Kroger Delta Division bought the Belvedere Apartments for $2.6 million. It then purchased the Kroger store on Union Avenue that it was leasing from Art Seessel’s family, as well as two adjacent parcels, for a combined $4.6 million.
“We put a stop to some of the stuff we were about to do prior to Thanksgiving,” Bell said. “Here’s the way the dominos have to fall there. First thing we have to do is get the city to move a major electrical conduit behind the Belvedere itself. After that, we’ll tear down the old buildings behind the Kroger store – not the Belvedere itself. Once we get temporary parking finished, then the Belvedere will come down.”
He anticipated the older buildings coming down this month, then movement on Belvedere demolition happening in February or March at the earliest.
Clerk Bertha Chambers works a seafood counter at Kroger, which is growing in the Memphis area with store upgrades.
(Daily News/Andrew J. Breig)
Danny Buring, managing partner with The Shopping Center Group LLC, said that Kroger scooping up Schnucks’ Memphis-area stores coupled with its recent investment into its local footprint has taken the company from being “the 800-pound gorilla to the 1,200-pound gorilla.”
At the same time, Kroger’s competition also has been busy.
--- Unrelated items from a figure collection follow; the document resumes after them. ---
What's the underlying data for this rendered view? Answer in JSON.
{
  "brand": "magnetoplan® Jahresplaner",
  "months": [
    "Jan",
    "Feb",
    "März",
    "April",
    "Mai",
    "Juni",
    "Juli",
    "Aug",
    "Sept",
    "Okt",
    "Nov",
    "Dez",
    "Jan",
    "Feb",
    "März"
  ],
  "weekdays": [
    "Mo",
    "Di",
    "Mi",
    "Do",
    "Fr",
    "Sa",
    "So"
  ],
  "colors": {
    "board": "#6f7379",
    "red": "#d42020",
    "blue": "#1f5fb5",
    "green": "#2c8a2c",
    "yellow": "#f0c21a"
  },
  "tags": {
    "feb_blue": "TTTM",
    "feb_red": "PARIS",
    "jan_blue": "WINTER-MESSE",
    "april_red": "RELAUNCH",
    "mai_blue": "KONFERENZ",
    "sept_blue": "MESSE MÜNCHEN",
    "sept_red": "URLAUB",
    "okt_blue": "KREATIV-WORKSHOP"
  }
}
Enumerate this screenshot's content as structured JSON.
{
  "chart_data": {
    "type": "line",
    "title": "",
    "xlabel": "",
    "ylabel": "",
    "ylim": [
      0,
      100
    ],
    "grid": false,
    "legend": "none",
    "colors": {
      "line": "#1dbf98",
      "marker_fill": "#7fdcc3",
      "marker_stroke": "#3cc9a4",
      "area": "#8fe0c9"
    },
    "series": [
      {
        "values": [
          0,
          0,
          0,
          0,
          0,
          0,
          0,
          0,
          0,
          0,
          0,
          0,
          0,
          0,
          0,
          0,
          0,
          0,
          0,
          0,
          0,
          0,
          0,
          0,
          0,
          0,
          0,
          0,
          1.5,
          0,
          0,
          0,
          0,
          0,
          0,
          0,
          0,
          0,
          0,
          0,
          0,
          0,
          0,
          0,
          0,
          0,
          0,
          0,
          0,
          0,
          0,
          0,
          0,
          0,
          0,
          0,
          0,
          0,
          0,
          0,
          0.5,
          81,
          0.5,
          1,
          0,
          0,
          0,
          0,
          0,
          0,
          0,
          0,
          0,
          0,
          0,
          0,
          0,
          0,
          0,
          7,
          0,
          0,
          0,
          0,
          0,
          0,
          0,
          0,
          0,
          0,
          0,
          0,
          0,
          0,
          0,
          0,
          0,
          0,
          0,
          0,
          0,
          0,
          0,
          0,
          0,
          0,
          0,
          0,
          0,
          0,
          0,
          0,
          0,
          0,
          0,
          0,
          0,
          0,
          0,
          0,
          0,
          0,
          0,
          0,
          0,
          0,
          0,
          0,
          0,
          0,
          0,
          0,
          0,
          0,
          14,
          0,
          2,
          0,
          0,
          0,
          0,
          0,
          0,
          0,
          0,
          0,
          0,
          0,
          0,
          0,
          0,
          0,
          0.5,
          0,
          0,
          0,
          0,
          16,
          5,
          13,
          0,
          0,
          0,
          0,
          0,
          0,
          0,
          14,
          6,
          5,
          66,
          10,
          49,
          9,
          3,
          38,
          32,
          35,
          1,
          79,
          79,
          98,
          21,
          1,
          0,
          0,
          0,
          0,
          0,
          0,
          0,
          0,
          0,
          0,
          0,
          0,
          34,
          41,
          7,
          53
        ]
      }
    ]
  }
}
Whole Foods Market is opening its new store at 5014 Poplar in East Memphis next week. That store opens Tuesday, Jan. 14, at 9 a.m. next to the current location, which closes for good Sunday, Jan. 12, at 6 p.m.
Jeff Turngren, store team leader for Whole Foods Market Memphis, said the store is expanding its offering in all departments and bringing in new products and experiences. The new store features things such as an organic salad bar, in-store smoked barbecue, fresh-made gelato, a scratch bakery and a growler station with five beers on tap.
Memphis-based general merchandise retailer Fred’s Inc., meanwhile, has been making similar moves of its own.
At the end of December, the company opened a new 16,000-square-foot store at 1290 Lamar Ave. that features a new prototype design.
That store’s food selection is bigger, and it has more breakfast foods, quick meals, beverages and other options, with the expanded selection doubling the traditionally available mix of products.
There’s also a state-of-the-art pharmacy with a drive-thru window at the front of the store. And its pharmacies are key features of the company’s development and growth plans.
During the most recent quarter, Fred’s pharmacy department turned in more prescription counts and higher gross margins, according to the company. And the department’s sales were more than 40 percent of total sales during the quarter for the first time in the company’s history.
“The pharmacy business is very important to Fred’s overall success,” Fred’s chief financial officer Jerry Shore told The Daily News. “We currently have 360 pharmacies in our 700 stores. Pharmacy department sales comprise 37 percent of total sales and are a strong customer traffic driver.”